Karnataka Hijab row: No religious symbols allowed until final order, says High Court

Bengaluru: In a setback to the pro-hijab group, the Karnataka High Court on Thursday asked students not to insist on wearing 'religious things' till the court resolves the matter and asked the government to take steps to open educational institutions without delay.

Stating that students should maintain peace and tranquillity, the three-judge full bench of Chief Justice Ritu Raj Awasthi, Justice J M Khazi and Justice Krishna S Dixit adjourned the case for Monday.

"We are considering the issue of whether the wearing of headscarf comes within the Fundamental Rights. We are also considering whether wearing a headscarf is an essential part of the religious practice," the High Court said.

Soon after the court adjourned the case, Karnataka Home Minister Araga Jnanendra told the media that schools and colleges will be opened in phases and students should cooperate. The police are ready to lend a hand in the reopening of schools, in case of protests, he added.

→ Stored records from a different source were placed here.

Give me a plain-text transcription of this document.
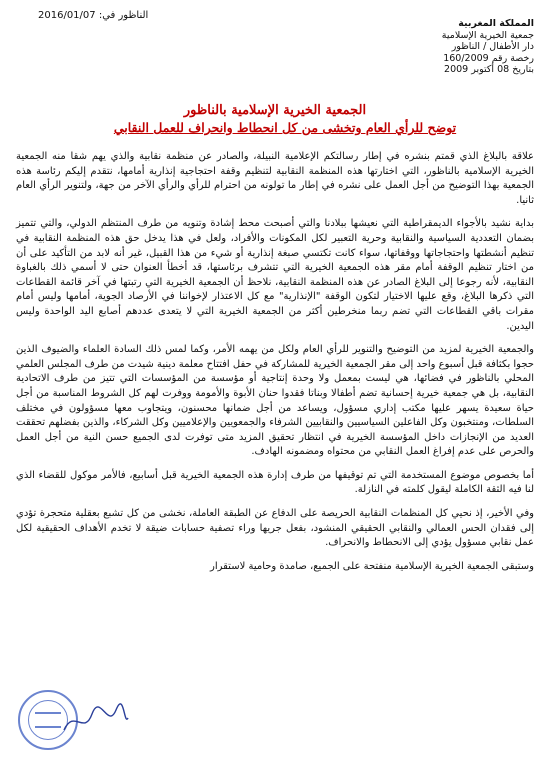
الناظور في: 2016/01/07
المملكة المغربية
جمعية الخيرية الإسلامية
دار الأطفال / الناظور
رخصة رقم 160/2009
بتاريخ 08 أكتوبر 2009
الجمعية الخيرية الإسلامية بالناظور
توضح للرأي العام وتخشى من كل انحطاط وانحراف للعمل النقابي

علاقة بالبلاغ الذي قمتم بنشره في إطار رسالتكم الإعلامية النبيلة، والصادر عن منظمة نقابية والذي يهم شقا منه الجمعية الخيرية الإسلامية بالناظور، التي اختارتها هذه المنظمة النقابية لتنظيم وقفة احتجاجية إنذارية أمامها، نتقدم إليكم رئاسة هذه الجمعية بهذا التوضيح من أجل العمل على نشره في إطار ما تولونه من احترام للرأي والرأي الآخر من جهة، ولتنوير الرأي العام ثانيا.

بداية نشيد بالأجواء الديمقراطية التي نعيشها ببلادنا والتي أصبحت محط إشادة وتنويه من طرف المنتظم الدولي، والتي تتميز بضمان التعددية السياسية والنقابية وحرية التعبير لكل المكونات والأفراد، ولعل في هذا يدخل حق هذه المنظمة النقابية في تنظيم أنشطتها واحتجاجاتها ووقفاتها، سواء كانت تكتسي صبغة إنذارية أو شيء من هذا القبيل، غير أنه لابد من التأكيد على أن من اختار تنظيم الوقفة أمام مقر هذه الجمعية الخيرية التي تتشرف برئاستها، قد أخطأ العنوان حتى لا أسمي ذلك بالغباوة النقابية، لأنه رجوعا إلى البلاغ الصادر عن هذه المنظمة النقابية، نلاحظ أن الجمعية الخيرية التي رتبتها في آخر قائمة القطاعات التي ذكرها البلاغ، وقع عليها الاختيار لتكون الوقفة "الإنذارية" مع كل الاعتذار لإخواننا في الأرصاد الجوية، أمامها وليس أمام مقرات باقي القطاعات التي تضم ربما منخرطين أكثر من الجمعية الخيرية التي لا يتعدى عددهم أصابع اليد الواحدة وليس اليدين.

والجمعية الخيرية لمزيد من التوضيح والتنوير للرأي العام ولكل من يهمه الأمر، وكما لمس ذلك السادة العلماء والضيوف الذين حجوا بكثافة قبل أسبوع واحد إلى مقر الجمعية الخيرية للمشاركة في حفل افتتاح معلمة دينية شيدت من طرف المجلس العلمي المحلي بالناظور في فضائها، هي ليست بمعمل ولا وحدة إنتاجية أو مؤسسة من المؤسسات التي تتيز من طرف الاتحادية النقابية، بل هي جمعية خيرية إحسانية تضم أطفالا وبناتا فقدوا حنان الأبوة والأمومة ووفرت لهم كل الشروط المناسبة من أجل حياة سعيدة يسهر عليها مكتب إداري مسؤول، ويساعد من أجل ضمانها محسنون، ويتجاوب معها مسؤولون في مختلف السلطات، ومنتخبون وكل الفاعلين السياسيين والنقابيين الشرفاء والجمعويين والإعلاميين وكل الشركاء، والذين بفضلهم تحققت العديد من الإنجازات داخل المؤسسة الخيرية في انتظار تحقيق المزيد متى توفرت لدى الجميع حسن النية من أجل العمل والحرص على عدم إفراغ العمل النقابي من محتواه ومضمونه الهادف.

أما بخصوص موضوع المستخدمة التي تم توقيفها من طرف إدارة هذه الجمعية الخيرية قبل أسابيع، فالأمر موكول للقضاء الذي لنا فيه الثقة الكاملة ليقول كلمته في النازلة.

وفي الأخير، إذ نحيي كل المنظمات النقابية الحريصة على الدفاع عن الطبقة العاملة، نخشى من كل تشبع بعقلية متحجرة تؤدي إلى فقدان الحس العمالي والنقابي الحقيقي المنشود، بفعل جريها وراء تصفية حسابات ضيقة لا تخدم الأهداف الحقيقية لكل عمل نقابي مسؤول يؤدي إلى الانحطاط والانحراف.

وستبقى الجمعية الخيرية الإسلامية منفتحة على الجميع، صامدة وحامية لاستقرار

The police have been directed to ensure law and order while maintaining extreme restraint in dealing with the students. Students shouldn't fall prey to communal elements which are hell-bent on making the hijab issue a tool to disturb communal harmony, Jnanendra added.

Meanwhile, the pro-hijab group’s bid to seek transfer of the case to the Supreme Court has been thwarted. The apex court said that it would not interfere with the matter that is already being heard by the Karnataka High Court.

NEED TO BALANCE COMPETING RIGHTS

Senior lawyers here pointed out that since the 1950s, the Supreme Court and the high courts have looked closely at the commencing words, “subject to public order,” in Article 25 of the Constitution and restricted or rejected any denomination’s claim to an indefeasible fundamental right for public display of religious practices or rituals.

The specific question on whether hijab is an essential religious practice was answered by the Madras HC bench headed by then Chief Justice A P Shah way hack in 2006. The petitioner in the case had challenged the photo voter ID cards being made mandatory by the Election Commission in Tamil Nadu. A Muslim man had filed the petition saying this hurts the community’s religious sentiments as the Quran prohibits photos of a woman without hijab/purdah on voter ID, as these can be seen by strangers.

After studying the issue, the court said in its judgment that a noted Sudanese scholar, Dr Hassan al-Turabi, had stated that the verses of the Quran ordained that the wives of the Prophet draw a curtain (to ensure privacy in the Prophet’s room which naturally attracted many visitors of all sorts), and that they dress up completely without showing any part of their bodies, including face and hands, to any man; though all other Muslim women were exempted from these restrictions.

Later, in 2018, the Kerala High Court had ruled that it was for the institution to decide whether the petitioners -- siblings Fathima Thasneem and Hafza Parveen -- can be permitted to attend the classes with the headscarf and full sleeve shirt. The court was hearing a petition filed by two students of the Christ Nagar Senior Secondary School in Thiruvananthapuram.

While dismissing the plea to wear hijab, Justice A Muhamed Mustaque observed that it is purely within the domain of the institution to decide on the same.

The court said that one has the liberty to follow his or her own notions and convictions in the matter of dress code. At the same time, when such a right is claimed against a private entity which is also having an equal Fundamental Right to manage and administer an institution, the court has to balance the competing Fundamental Rights and decide the issue.

Justice Mustaque observed that the petitioners cannot seek the imposition of their individual rights, as against the larger right of the institution, and that it is for the institution to decide whether the petitioners can be permitted to attend the classes with the headscarf and full sleeve shirt.